Ayelet Waldman on The Bad-Mommy Brigade

When all of us are at risk of being called Bad Moms at one moment or another, what is the visceral tug that lets us jump to attention to points fingers at troubled Moms like Britney Spears?

Ayelet Waldman brilliantly addresses that question in a new New York Magazine piece, The Bad-Mommy Brigade. I started looking for one paragraph to quote and found that I wanted to include four. That seems like way too much, so I will encourage you to read the original piece in the entirety.

Waldman starts off with an honest look at our own fears and regrets as Moms, the resulting guilt and shame we feel, and then the outlet we find in judging another mother as failing even worse than we are:

"One way to find consolation in the face of all this failure and guilt is to judge ourselves not against the impossible standard of the Good Mother but against the fun-house-mirror-image Bad Mother. By defining for us the kind of mother we’re not, the Bad Mother makes it easier for us to live with what we are. We may be discontented and irritable, we may snap after the 67th knock-knock joke, our kids may watch three hours of television a day, we may have just celebrated the second anniversary of the last time we had sex, we may have forgotten to pack a snack, or, God forbid, bought one replete with partially hydrogenated vegetable oils, we may yank on our daughters’ ponytails while we’re combing their hair, but at least we’re not Britney Spears."
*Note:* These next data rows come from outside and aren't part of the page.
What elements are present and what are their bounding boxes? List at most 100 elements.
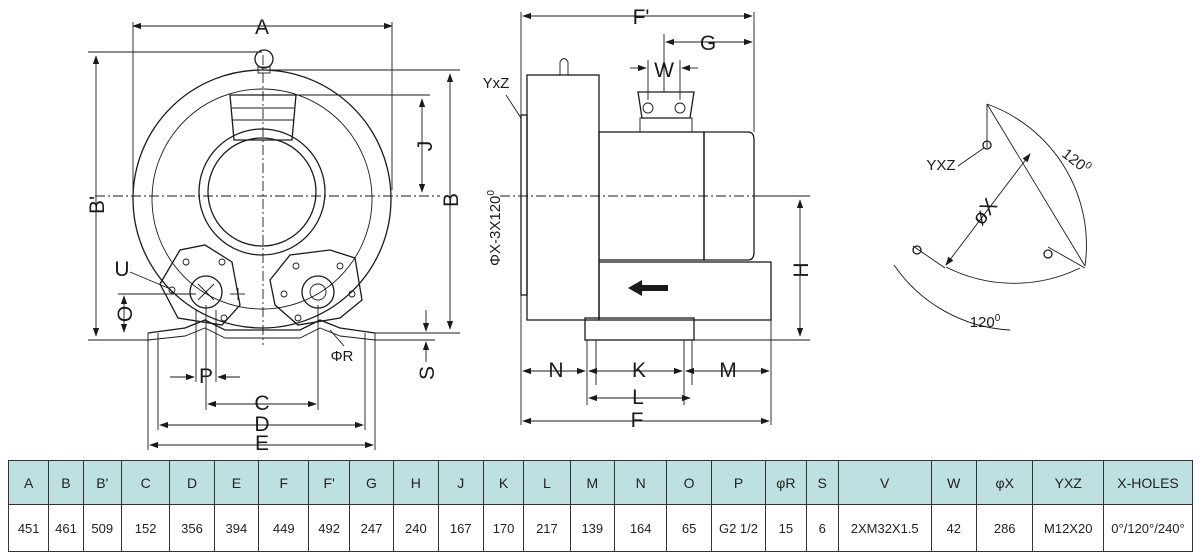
header-H: H [393, 460, 439, 505]
cell-W: 42 [930, 504, 977, 552]
label-phiR: ΦR [331, 348, 354, 365]
technical-drawing: A B' B J U O P C D E [86, 6, 1094, 450]
cell-B-prime: 509 [82, 504, 122, 552]
header-V: V [837, 460, 932, 505]
header-G: G [348, 460, 395, 505]
degree-mark: 0 [486, 190, 497, 196]
cell-M: 139 [569, 504, 615, 552]
header-phiR: φR [765, 460, 807, 505]
inlet-flange [159, 244, 241, 326]
cell-X-HOLES: 0°/120°/240° [1103, 504, 1193, 552]
dim-label-K: K [632, 359, 646, 382]
cell-N: 164 [613, 504, 668, 552]
table-row: 451 461 509 152 356 394 449 492 247 240 … [7, 504, 1193, 552]
label-flange-YXZ: YXZ [926, 157, 955, 174]
header-W: W [930, 460, 977, 505]
flange-hole-top [982, 140, 992, 150]
dim-label-O: O [114, 306, 137, 322]
table-header-row: A B B' C D E F F' G H J K L M N O P φR S… [7, 460, 1193, 505]
outlet-flange [269, 249, 363, 326]
dim-label-E: E [255, 432, 269, 450]
cell-F-prime: 492 [308, 504, 350, 552]
header-J: J [437, 460, 484, 505]
cell-phiX: 286 [975, 504, 1034, 552]
header-C: C [120, 460, 171, 505]
header-N: N [613, 460, 668, 505]
angle-degree-top: 0 [1083, 160, 1095, 172]
flow-arrow-icon [628, 280, 668, 296]
header-A: A [7, 460, 50, 505]
header-F-prime: F' [308, 460, 350, 505]
header-P: P [710, 460, 767, 505]
flange-hole-right [1043, 249, 1053, 259]
header-K: K [482, 460, 525, 505]
dim-label-W: W [654, 59, 674, 82]
front-view: A B' B J U O P C D E [86, 16, 463, 450]
dim-label-B-prime: B' [86, 196, 109, 214]
dim-label-H: H [790, 262, 813, 277]
dim-label-G: G [700, 32, 716, 55]
port-tower [637, 91, 695, 119]
dim-label-D: D [254, 413, 269, 436]
cell-YXZ: M12X20 [1032, 504, 1105, 552]
header-B: B [48, 460, 84, 505]
dim-label-F-prime: F' [633, 6, 650, 29]
cell-F: 449 [258, 504, 310, 552]
cell-P: G2 1/2 [710, 504, 767, 552]
header-L: L [523, 460, 571, 505]
header-S: S [805, 460, 839, 505]
svg-text:1200: 1200 [970, 313, 1001, 331]
cell-C: 152 [120, 504, 171, 552]
housing-side [526, 74, 600, 321]
cell-A: 451 [7, 504, 50, 552]
dim-label-P: P [199, 365, 213, 388]
blower-housing [132, 69, 392, 329]
svg-text:1200: 1200 [1058, 145, 1094, 178]
motor-end-cap [703, 131, 755, 261]
dim-label-L: L [632, 386, 644, 409]
header-YXZ: YXZ [1032, 460, 1105, 505]
inlet-bore [207, 137, 317, 247]
header-phiX: φX [975, 460, 1034, 505]
dim-label-C: C [254, 392, 269, 415]
outlet-port [301, 275, 335, 309]
header-D: D [169, 460, 215, 505]
cell-J: 167 [437, 504, 484, 552]
cell-O: 65 [666, 504, 712, 552]
angle-degree-bottom: 0 [995, 313, 1001, 324]
lifting-eye [254, 49, 274, 69]
dim-label-A: A [255, 16, 269, 39]
dim-label-S: S [416, 366, 439, 380]
label-phiX-3X120: ΦX-3X120 [487, 196, 504, 266]
dim-label-M: M [719, 359, 737, 382]
side-view: F' G W YxZ ΦX-3X1200 H N K M [483, 6, 813, 432]
label-U: U [114, 258, 129, 281]
base-plate [598, 261, 772, 321]
header-E: E [213, 460, 260, 505]
header-B-prime: B' [82, 460, 122, 505]
dim-label-B: B [440, 193, 463, 207]
dim-label-N: N [548, 359, 563, 382]
header-X-HOLES: X-HOLES [1103, 460, 1193, 505]
dimensions-table: A B B' C D E F F' G H J K L M N O P φR S… [7, 460, 1193, 552]
cell-D: 356 [169, 504, 215, 552]
header-O: O [666, 460, 712, 505]
flange-view: øX YXZ 1200 1200 [893, 103, 1094, 331]
cell-H: 240 [393, 504, 439, 552]
header-M: M [569, 460, 615, 505]
cell-L: 217 [523, 504, 571, 552]
angle-label-bottom: 120 [970, 314, 995, 331]
inlet-ring [198, 128, 326, 256]
cell-K: 170 [482, 504, 525, 552]
dim-label-F: F [631, 409, 644, 432]
cell-S: 6 [805, 504, 839, 552]
cell-E: 394 [213, 504, 260, 552]
cell-V: 2XM32X1.5 [837, 504, 932, 552]
cell-phiR: 15 [765, 504, 807, 552]
header-F: F [258, 460, 310, 505]
flange-hole-left [912, 245, 922, 255]
terminal-box [229, 94, 297, 141]
label-flange-phiX: øX [968, 194, 1003, 229]
svg-text:ΦX-3X1200: ΦX-3X1200 [486, 190, 504, 266]
cell-B: 461 [48, 504, 84, 552]
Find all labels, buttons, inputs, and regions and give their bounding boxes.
For the record, when I was called by MomLogic.com, asking my opinion about Britney's situation, I did my best to look beyond the Bad Mommy stereotype. I said, "Britney's burnout is basically the supernova of Mom burnouts, but we all burn out at one point or another. She's having a very public breakdown, but I think all of us can relate on a tiny level. I'd love all of us Moms to send her a little compassion, because she really needs that right now."